The defining characteristic of T.spiralis is the nurse cell that develops in the striated skeletal muscle. Direct damage of the host cell results from the infiltration of worm as well as the induced inflammatory response. The over production of host inflammatory cells produce an excess of reactive oxygen species causing oxidative stress in the cells and destroying homeostasis. The nurse cell is encompassed a capsule composed of collagen, which is secreted by the host cell. The creation of the capsule is known as cystogenesis.

The exact mechanism used to construct the nurse cell continues to remain a mystery, however scientists theorize the host cell undergoes regeneration based on biochemical similarities between the two processes. During initial invasion of the parasite into host muscle cells, satellite cells located inside the capsule will be activated and begin proliferation. However, during this infection, the satellite cell will instigate the development of the parasitic nurse cell instead of maturing into a new muscle cell. This is caused by the interference of the notch signal pathway regulator proteins including MRF4. This de-differentiation of the satellite cell alters the morphology and genome of the host muscle cell, which constructs a suitable environment for parasitic growth [15].

In order to obtain nutrients, the parasite will provoke a hypotoxic event within the nurse cell complex, thereby evoking a vascular endothelial growth factor, also known as VEGF. This signal protein, usually stimulated in trauma to assist with wound healing, will stimulate blood vessel formation around the nurse cell. VEGF levels are highest during the incubation period of the larvae, particularly at day 15. Constant lower levels of this protein will also trigger increased vascular permeability and vessel dilation; therefore the nematode gains additional nutrients and disposes of waste faster [16].

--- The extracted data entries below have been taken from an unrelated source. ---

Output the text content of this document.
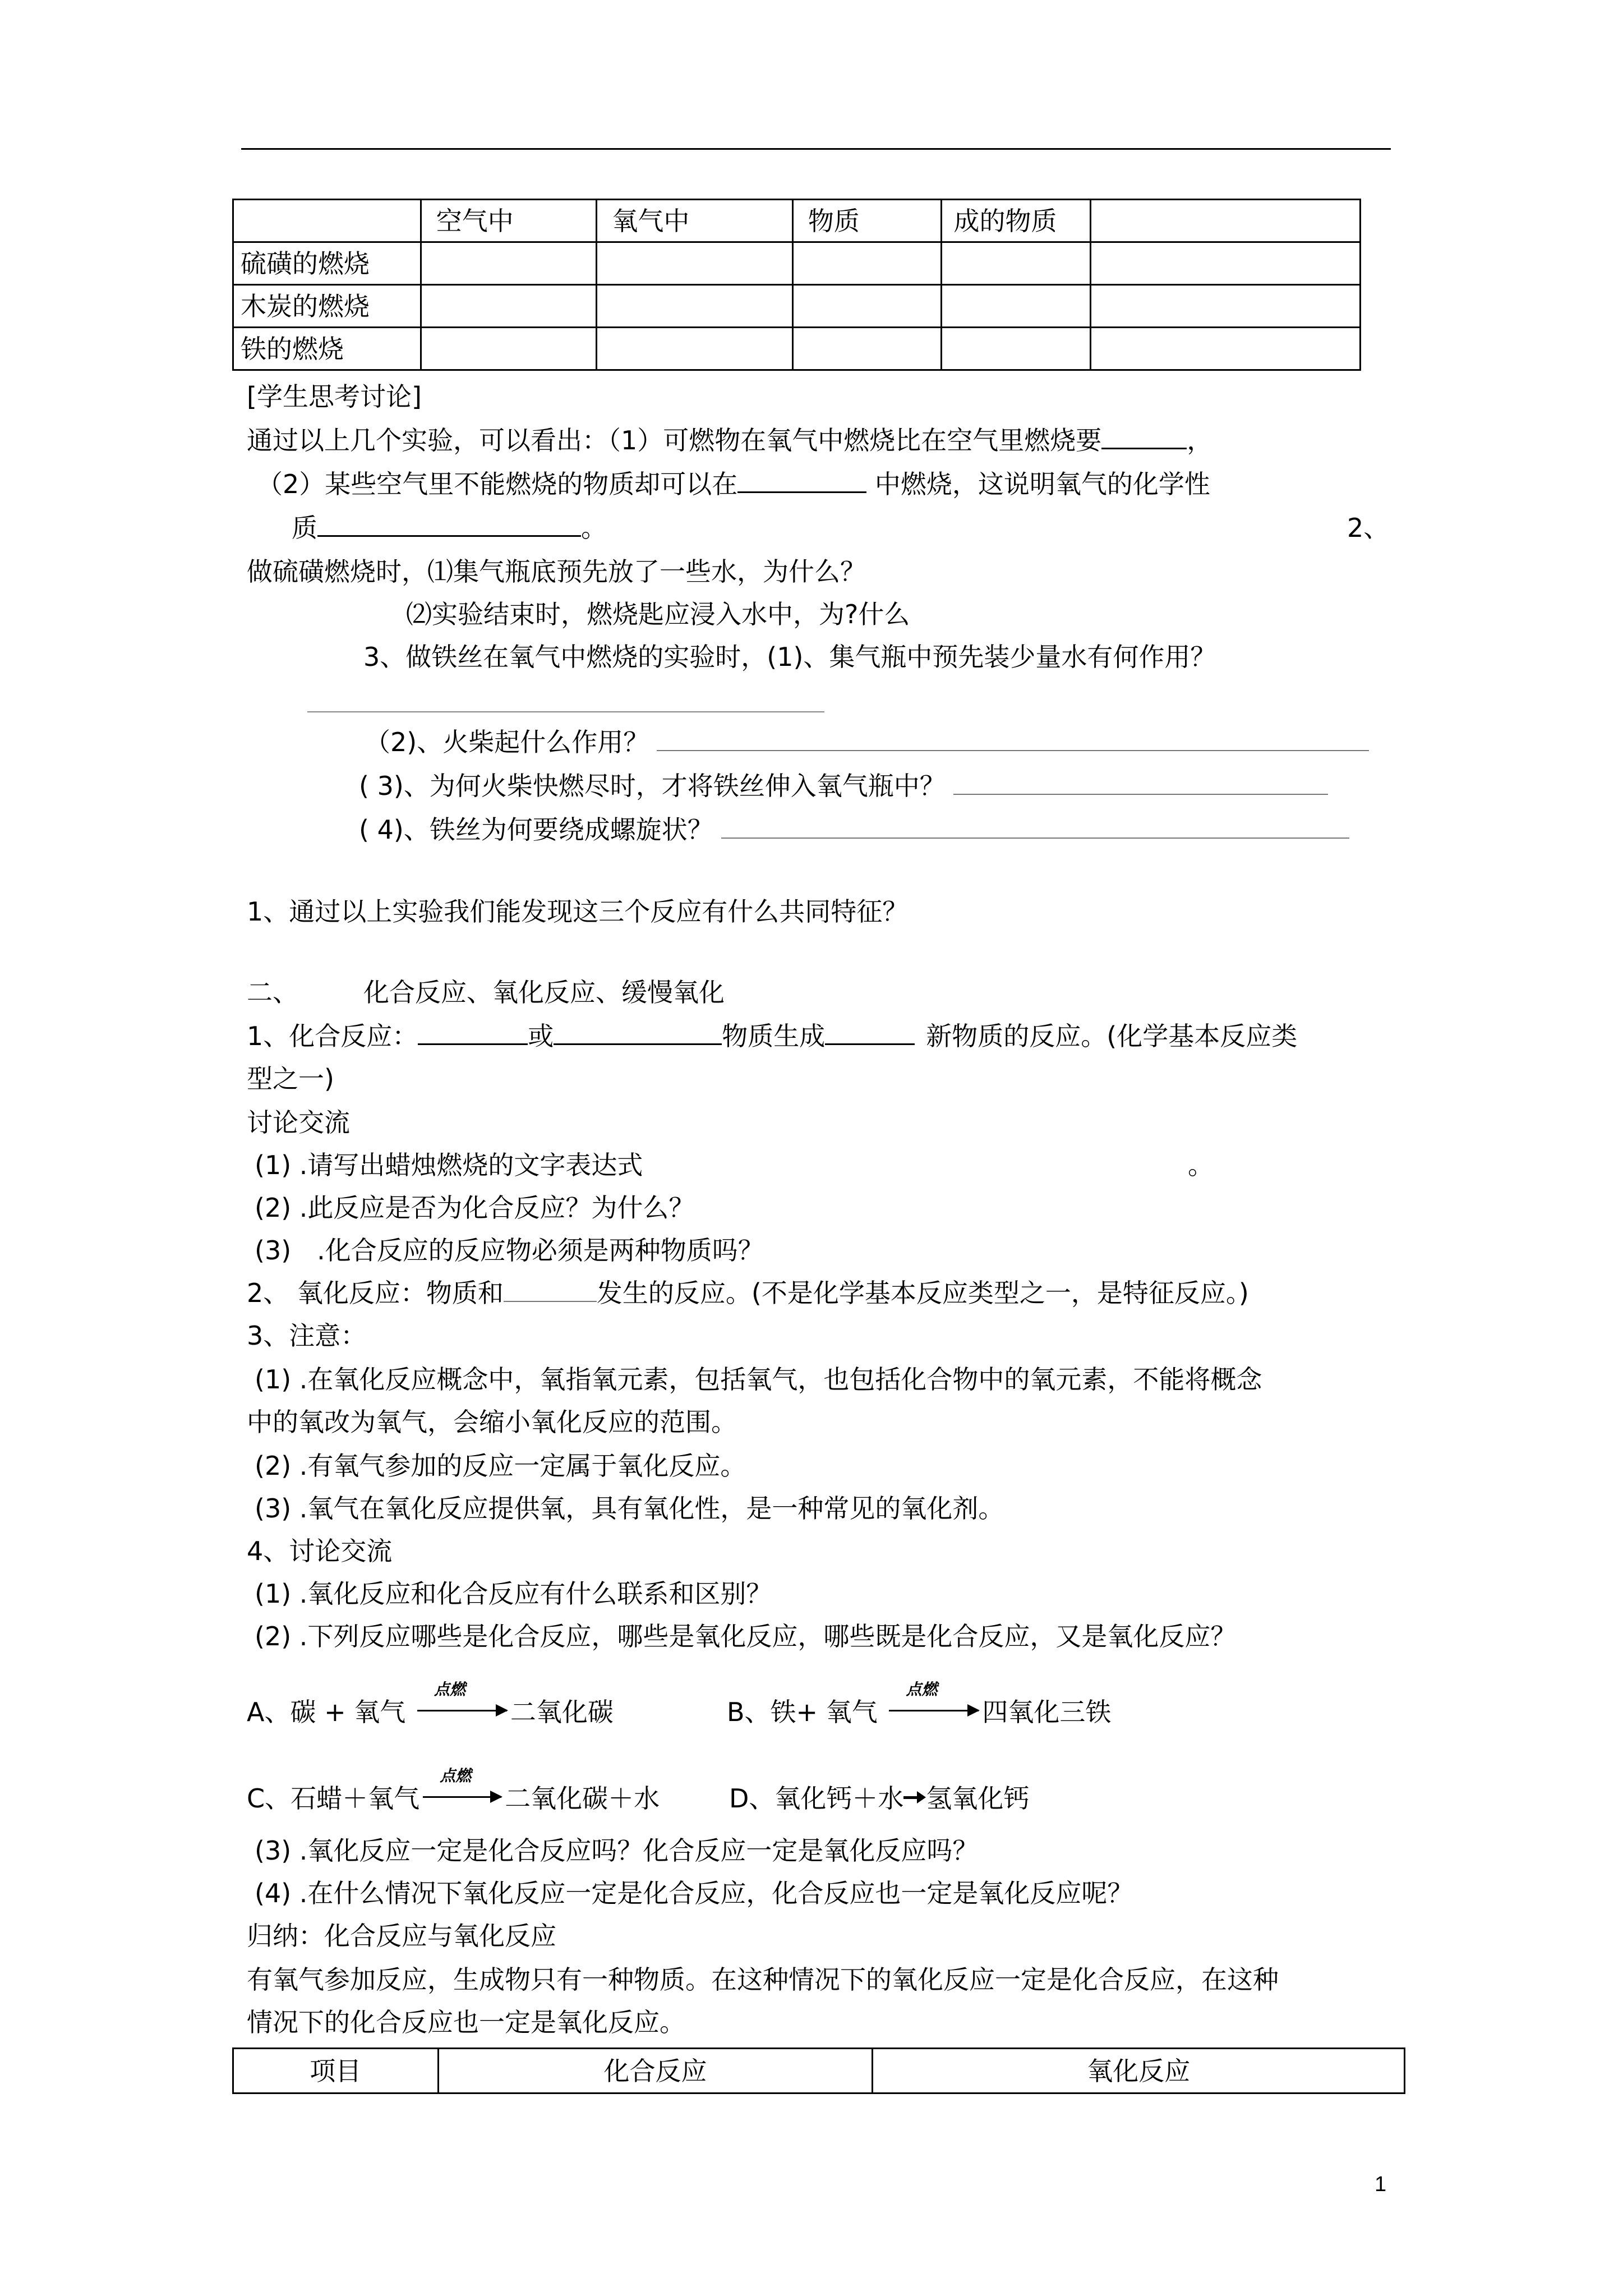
	空气中	氧气中	物质	成的物质	
硫磺的燃烧					
木炭的燃烧					
铁的燃烧					
[学生思考讨论]
通过以上几个实验，可以看出：（1）可燃物在氧气中燃烧比在空气里燃烧要	，
（2）某些空气里不能燃烧的物质却可以在	中燃烧，这说明氧气的化学性
质	。	2、
做硫磺燃烧时，⑴集气瓶底预先放了一些水，为什么？
⑵实验结束时，燃烧匙应浸入水中，为?什么
3、做铁丝在氧气中燃烧的实验时，(1)、集气瓶中预先装少量水有何作用？
（2)、火柴起什么作用？
( 3)、为何火柴快燃尽时，才将铁丝伸入氧气瓶中？
( 4)、铁丝为何要绕成螺旋状？
1、通过以上实验我们能发现这三个反应有什么共同特征？
二、	化合反应、氧化反应、缓慢氧化
1、化合反应：	或	物质生成	新物质的反应。(化学基本反应类
型之一)
讨论交流
(1) .请写出蜡烛燃烧的文字表达式	。
(2) .此反应是否为化合反应？为什么？
(3)　.化合反应的反应物必须是两种物质吗？
2、 氧化反应：物质和	发生的反应。(不是化学基本反应类型之一，是特征反应。)
3、注意：
(1) .在氧化反应概念中，氧指氧元素，包括氧气，也包括化合物中的氧元素，不能将概念
中的氧改为氧气，会缩小氧化反应的范围。
(2) .有氧气参加的反应一定属于氧化反应。
(3) .氧气在氧化反应提供氧，具有氧化性，是一种常见的氧化剂。
4、讨论交流
(1) .氧化反应和化合反应有什么联系和区别？
(2) .下列反应哪些是化合反应，哪些是氧化反应，哪些既是化合反应，又是氧化反应？
A、碳 + 氧气
点燃
二氧化碳	B、铁+ 氧气
点燃
四氧化三铁
C、石蜡＋氧气
点燃
二氧化碳＋水	D、氧化钙＋水 氢氧化钙
(3) .氧化反应一定是化合反应吗？化合反应一定是氧化反应吗？
(4) .在什么情况下氧化反应一定是化合反应，化合反应也一定是氧化反应呢？
归纳：化合反应与氧化反应
有氧气参加反应，生成物只有一种物质。在这种情况下的氧化反应一定是化合反应，在这种
情况下的化合反应也一定是氧化反应。
项目	化合反应	氧化反应
1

Additional research suggests that T.spiralis secretes parakine molecules, similar to cytokines, in order to communicate with the host cell. This is essential to development of the nurse cell as well as the persistence of the pathogen inside. The worm can survive inside the nurse cell for up to 40 years because of signal secretion. In the event of nurse cell complex death, T. spiralis provokes the satellite cell to generate new nurse cells [15].

Clinical Features

Severity and signs of symptoms vary on the number of larvae ingested by host. If the infection is minor based on the low amount of larvae ingested, T. spiralis may not be able to colonize and the immune system can free the infection. Symptoms may never appear or slowly intensify as larvae move to the muscles. If infectious dose is large enough, within the first week following infection gastrointestinal problems may arise including diarrhea, vomiting, cramps, or abdominal pain [17]. As larvae migrate through the lymphatic system during the second week of infection, symptoms may include muscle pain, fever, swelling of the face or eyes, weakness, constipation or diarrhea, and splinter hemorrhages under the fingernail. These symptoms may persist for up to eight weeks with no medical attention, however larvae may survive in cells for up to 40 years [18]. Many patients do not seek treatment due symptoms being similar to the flu.
Severe trichinosis may also become extremely debilitating. Loss of motor functions including walking, swallowing, and breathing can result from this agonizing pain [19]. In the case of severe trichinosis, complications may arise because migrating larvae have access to the entire body through the blood stream. T. spiralis larvae stimulate inflammation at major organ sites including the brain, lungs, and the heart. This may result in life threatening conditions such as myocarditis, encephalitis, meningitis, nephritis, pneumonia, or bronchopneumonia [17].

Diagnosis

Diagnosis of the parasite during the first week of infection is challenging due to the similar secretion of enzymes, including creatine kinase and lactate dehydrogenase, which also elevate during other infections. Levels of eosinophil cells also elevate, however this is also nonspecific to trichinosis and could indicate other parasitic infections or even allergies.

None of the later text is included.